Na nutrição esportiva, os ACR são extensivamente utilizados por atletas baseado na premissa de que esses aminoácidos podem promover anabolismo proteico muscular, atuar em relação à fadiga central, favorecer a secreção de insulina, melhorar a imunocompetência, diminuir o grau de lesão muscular induzido pelo exercício físico e aumentar a performance de indivíduos que se exercitam em ambientes quentes.
METABOLISMO
A transaminação é o primeiro passo para o aproveitamento proteico depois que o aminoácido é absorvido pela célula. Trata-se do processo de transferência do grupo amina (NH3 +) de um aminoácido para outro, através de um cetoácido. A reação é reversível e deve acontecer para a síntese e degradação de aminoácidos. Com relação a síntese de aminoácidos temos a formação endógena dos aminoácidos glutamato, aspartato, asparagina e alanina no fígado, músculos e rins. Já a relação de degradação dos aminoácidos envolve a interconversão de aminoácidos em piruvato, ou em ácidos dicarboxílicos e atuam como ponte entre o metabolismo de aminoácidos e carboidratos.
Diferentemente de outros aminoácidos, que são oxidados primariamente no tecido hepático, o sistema enzimático mais ativo para a oxidação dos ACR está localizado no músculo esquelético.
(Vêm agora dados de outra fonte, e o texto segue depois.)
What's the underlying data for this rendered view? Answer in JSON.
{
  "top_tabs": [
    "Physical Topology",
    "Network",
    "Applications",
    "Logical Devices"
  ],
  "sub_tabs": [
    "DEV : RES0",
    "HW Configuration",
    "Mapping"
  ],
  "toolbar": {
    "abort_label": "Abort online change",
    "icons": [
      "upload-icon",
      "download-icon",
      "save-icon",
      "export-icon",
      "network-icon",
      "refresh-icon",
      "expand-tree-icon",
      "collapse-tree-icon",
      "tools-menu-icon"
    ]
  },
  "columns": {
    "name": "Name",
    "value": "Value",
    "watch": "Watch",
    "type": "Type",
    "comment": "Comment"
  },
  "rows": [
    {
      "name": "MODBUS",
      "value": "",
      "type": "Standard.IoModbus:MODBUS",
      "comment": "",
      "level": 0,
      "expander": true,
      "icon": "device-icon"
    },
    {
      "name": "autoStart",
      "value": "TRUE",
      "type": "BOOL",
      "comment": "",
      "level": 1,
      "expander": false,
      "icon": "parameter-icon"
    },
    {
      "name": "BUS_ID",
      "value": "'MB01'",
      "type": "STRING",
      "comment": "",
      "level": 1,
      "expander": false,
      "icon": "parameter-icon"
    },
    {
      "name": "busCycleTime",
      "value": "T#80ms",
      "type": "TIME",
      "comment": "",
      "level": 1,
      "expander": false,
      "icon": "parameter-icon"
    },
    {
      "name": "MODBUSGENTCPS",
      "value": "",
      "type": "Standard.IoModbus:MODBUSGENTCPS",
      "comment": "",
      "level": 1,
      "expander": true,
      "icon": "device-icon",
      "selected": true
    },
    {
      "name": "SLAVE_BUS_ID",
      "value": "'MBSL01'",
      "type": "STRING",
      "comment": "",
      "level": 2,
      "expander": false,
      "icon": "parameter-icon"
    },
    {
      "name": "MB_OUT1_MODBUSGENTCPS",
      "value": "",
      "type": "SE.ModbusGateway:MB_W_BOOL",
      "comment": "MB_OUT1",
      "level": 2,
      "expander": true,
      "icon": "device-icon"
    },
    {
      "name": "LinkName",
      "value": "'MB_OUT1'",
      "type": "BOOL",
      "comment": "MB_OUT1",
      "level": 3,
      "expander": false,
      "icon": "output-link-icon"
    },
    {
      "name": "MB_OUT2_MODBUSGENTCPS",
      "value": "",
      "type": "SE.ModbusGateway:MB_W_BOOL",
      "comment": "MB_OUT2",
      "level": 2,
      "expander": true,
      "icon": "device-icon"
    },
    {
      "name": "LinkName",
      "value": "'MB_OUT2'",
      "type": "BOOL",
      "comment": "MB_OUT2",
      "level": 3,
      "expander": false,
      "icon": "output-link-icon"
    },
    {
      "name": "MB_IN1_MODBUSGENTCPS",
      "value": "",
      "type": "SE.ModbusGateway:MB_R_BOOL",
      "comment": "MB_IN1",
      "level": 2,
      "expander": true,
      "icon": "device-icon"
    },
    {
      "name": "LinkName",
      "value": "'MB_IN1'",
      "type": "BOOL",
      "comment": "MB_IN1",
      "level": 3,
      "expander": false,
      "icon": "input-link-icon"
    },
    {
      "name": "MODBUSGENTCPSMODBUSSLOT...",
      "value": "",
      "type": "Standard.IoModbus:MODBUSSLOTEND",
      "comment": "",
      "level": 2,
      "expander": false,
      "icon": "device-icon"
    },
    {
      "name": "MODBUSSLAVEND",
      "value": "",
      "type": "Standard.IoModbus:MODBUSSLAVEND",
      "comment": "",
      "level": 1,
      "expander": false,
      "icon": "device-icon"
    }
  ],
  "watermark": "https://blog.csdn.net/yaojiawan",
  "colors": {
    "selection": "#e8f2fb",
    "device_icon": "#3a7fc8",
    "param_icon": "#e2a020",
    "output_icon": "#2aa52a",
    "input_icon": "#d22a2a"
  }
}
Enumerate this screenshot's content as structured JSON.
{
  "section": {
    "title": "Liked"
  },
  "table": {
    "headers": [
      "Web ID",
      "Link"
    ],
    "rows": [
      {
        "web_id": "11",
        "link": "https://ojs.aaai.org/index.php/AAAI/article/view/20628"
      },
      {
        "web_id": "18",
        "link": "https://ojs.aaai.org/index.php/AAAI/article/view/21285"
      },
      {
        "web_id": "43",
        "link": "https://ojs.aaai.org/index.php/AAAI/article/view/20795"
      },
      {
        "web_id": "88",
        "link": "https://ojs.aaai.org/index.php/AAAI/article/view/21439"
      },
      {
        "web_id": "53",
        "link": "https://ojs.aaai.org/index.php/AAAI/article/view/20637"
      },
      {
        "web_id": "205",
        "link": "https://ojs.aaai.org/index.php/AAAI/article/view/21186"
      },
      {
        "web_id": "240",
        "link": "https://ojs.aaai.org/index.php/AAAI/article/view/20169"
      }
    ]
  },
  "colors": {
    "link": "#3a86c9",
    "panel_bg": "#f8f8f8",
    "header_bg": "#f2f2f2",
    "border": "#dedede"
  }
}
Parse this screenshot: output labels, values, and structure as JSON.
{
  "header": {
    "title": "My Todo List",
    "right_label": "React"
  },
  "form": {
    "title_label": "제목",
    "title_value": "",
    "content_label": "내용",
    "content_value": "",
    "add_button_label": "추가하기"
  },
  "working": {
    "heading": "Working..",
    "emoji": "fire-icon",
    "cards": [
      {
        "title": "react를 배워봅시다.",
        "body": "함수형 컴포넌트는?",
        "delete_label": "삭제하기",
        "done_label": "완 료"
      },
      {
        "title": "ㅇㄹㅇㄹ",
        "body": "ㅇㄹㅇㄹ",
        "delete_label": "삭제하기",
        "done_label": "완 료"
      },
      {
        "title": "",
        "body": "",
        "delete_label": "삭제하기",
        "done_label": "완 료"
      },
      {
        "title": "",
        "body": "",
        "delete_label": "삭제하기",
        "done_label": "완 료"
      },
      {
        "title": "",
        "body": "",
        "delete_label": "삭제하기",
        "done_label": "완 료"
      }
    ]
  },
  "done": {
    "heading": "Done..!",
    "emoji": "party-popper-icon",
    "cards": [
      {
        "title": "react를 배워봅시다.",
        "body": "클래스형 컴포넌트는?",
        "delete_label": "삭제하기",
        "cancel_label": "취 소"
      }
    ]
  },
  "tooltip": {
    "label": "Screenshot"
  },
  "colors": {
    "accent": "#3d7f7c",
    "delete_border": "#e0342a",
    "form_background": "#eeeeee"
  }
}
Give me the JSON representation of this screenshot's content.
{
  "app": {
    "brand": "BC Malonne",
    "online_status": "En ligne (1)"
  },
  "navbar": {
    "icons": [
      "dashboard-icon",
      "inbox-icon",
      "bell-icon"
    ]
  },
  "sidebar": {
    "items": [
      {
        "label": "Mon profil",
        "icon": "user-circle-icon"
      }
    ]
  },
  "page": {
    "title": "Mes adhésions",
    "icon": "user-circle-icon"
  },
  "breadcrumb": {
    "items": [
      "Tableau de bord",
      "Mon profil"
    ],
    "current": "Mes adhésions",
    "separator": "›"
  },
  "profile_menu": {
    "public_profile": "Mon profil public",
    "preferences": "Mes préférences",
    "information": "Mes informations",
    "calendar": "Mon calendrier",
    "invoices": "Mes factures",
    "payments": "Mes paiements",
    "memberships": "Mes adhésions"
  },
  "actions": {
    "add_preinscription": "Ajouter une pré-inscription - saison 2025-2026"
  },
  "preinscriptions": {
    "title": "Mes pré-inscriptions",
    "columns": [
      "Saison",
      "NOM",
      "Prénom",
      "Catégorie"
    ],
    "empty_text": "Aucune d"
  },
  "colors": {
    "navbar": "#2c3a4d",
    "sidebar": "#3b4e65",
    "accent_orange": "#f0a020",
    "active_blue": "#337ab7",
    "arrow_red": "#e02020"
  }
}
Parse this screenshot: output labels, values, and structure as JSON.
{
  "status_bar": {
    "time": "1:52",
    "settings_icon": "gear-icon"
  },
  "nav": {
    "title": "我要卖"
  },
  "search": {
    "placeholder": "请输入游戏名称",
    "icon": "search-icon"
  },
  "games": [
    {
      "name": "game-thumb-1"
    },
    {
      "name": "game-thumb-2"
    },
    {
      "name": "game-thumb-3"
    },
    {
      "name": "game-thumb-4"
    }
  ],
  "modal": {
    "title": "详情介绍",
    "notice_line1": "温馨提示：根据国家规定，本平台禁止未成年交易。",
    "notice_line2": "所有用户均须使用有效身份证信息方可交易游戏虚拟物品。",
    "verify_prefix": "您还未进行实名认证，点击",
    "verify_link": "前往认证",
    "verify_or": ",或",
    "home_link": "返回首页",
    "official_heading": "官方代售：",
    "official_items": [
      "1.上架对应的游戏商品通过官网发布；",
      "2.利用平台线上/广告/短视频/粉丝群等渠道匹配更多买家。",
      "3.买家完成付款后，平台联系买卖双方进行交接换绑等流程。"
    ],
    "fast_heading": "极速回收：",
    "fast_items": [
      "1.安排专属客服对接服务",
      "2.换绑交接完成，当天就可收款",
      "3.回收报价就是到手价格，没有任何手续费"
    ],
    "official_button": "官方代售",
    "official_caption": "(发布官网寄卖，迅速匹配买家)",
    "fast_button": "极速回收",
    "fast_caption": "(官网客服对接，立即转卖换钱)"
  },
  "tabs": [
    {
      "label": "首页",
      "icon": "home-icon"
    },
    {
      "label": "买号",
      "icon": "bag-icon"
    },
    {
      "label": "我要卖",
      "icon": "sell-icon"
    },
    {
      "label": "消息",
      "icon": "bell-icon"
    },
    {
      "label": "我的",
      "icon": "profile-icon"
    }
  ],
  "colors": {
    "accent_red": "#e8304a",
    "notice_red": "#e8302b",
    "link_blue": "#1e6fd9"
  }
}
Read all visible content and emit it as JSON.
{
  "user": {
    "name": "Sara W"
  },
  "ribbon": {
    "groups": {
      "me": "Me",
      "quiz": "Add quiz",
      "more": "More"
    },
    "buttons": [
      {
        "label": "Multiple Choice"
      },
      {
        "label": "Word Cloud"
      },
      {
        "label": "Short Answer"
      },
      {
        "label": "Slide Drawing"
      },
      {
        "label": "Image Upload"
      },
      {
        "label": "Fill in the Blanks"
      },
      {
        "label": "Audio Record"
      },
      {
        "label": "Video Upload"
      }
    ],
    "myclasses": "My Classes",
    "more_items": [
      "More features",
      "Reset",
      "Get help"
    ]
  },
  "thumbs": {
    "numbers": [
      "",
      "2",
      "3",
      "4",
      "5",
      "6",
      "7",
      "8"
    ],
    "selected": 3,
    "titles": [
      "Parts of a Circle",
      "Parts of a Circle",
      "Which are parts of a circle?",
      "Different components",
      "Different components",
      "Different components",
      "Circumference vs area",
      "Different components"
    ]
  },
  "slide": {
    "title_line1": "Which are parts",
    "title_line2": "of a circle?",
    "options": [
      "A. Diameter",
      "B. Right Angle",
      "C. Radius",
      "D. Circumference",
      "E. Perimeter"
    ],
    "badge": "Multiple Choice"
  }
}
Apesar do fígado não poder diretamente catabolizar os ACR, o mesmo apresenta um sistema muito ativo para a degradação dos cetoácidos de cadeia ramificada oriundos dos correspondentes ACR. Essa distribuição tecidual específica do catabolismo dos ACR decorre da distribuição única das duas primeiras enzimas envolvidas no catabolismo dos ACR, ou seja, aminotransferase de aminoácidos de cadeia ramificada (ATACR) - que catalisa a transaminação dos ACR, em reação reversível - e o complexo enzimático desidrogenase de cetoácidos de cadeia ramificada (DCCR) - que catalisa a descarboxilação oxidativa dos cetoácidos de cadeia ramificada, em reação irreversível (Shimomura et al., 2006a; Shimomura et al., 2006b; Shimomura, Harris, 2006).
Aminoácidos de cadeia ramificada e regulação da síntese protéica muscular
ACR são essenciais na dieta e, portanto, relevantes na regulação da síntese protéica muscular. A administração endovenosa de glicose e de várias misturas de aminoácidos, por um período de uma hora, em ratos previamente privados de alimentação, demonstrou que a infusão de ACR e glicose aumenta a síntese protéica no músculo esquelético tão eficientemente quanto uma mistura contendo glicose e todos os aminoácidos. Esse fato sugere que o efeito anabólico de uma mistura completa de aminoácidos pode ser reproduzido pelo fornecimento de uma mistura contendo apenas os três ACR (Garlick, Grant, 1998). Contudo, o efeito da mistura dos três ACR sobre a síntese protéica muscular pode ser atribuído ao aminoácido leucina, uma vez que em estudo com músculo esquelético perfundido, foi verificado que o fornecimento de leucina isoladamente estimula a síntese protéica muscular tão efetivamente como a mistura dos três ACR (Li, Jefferson, 1978).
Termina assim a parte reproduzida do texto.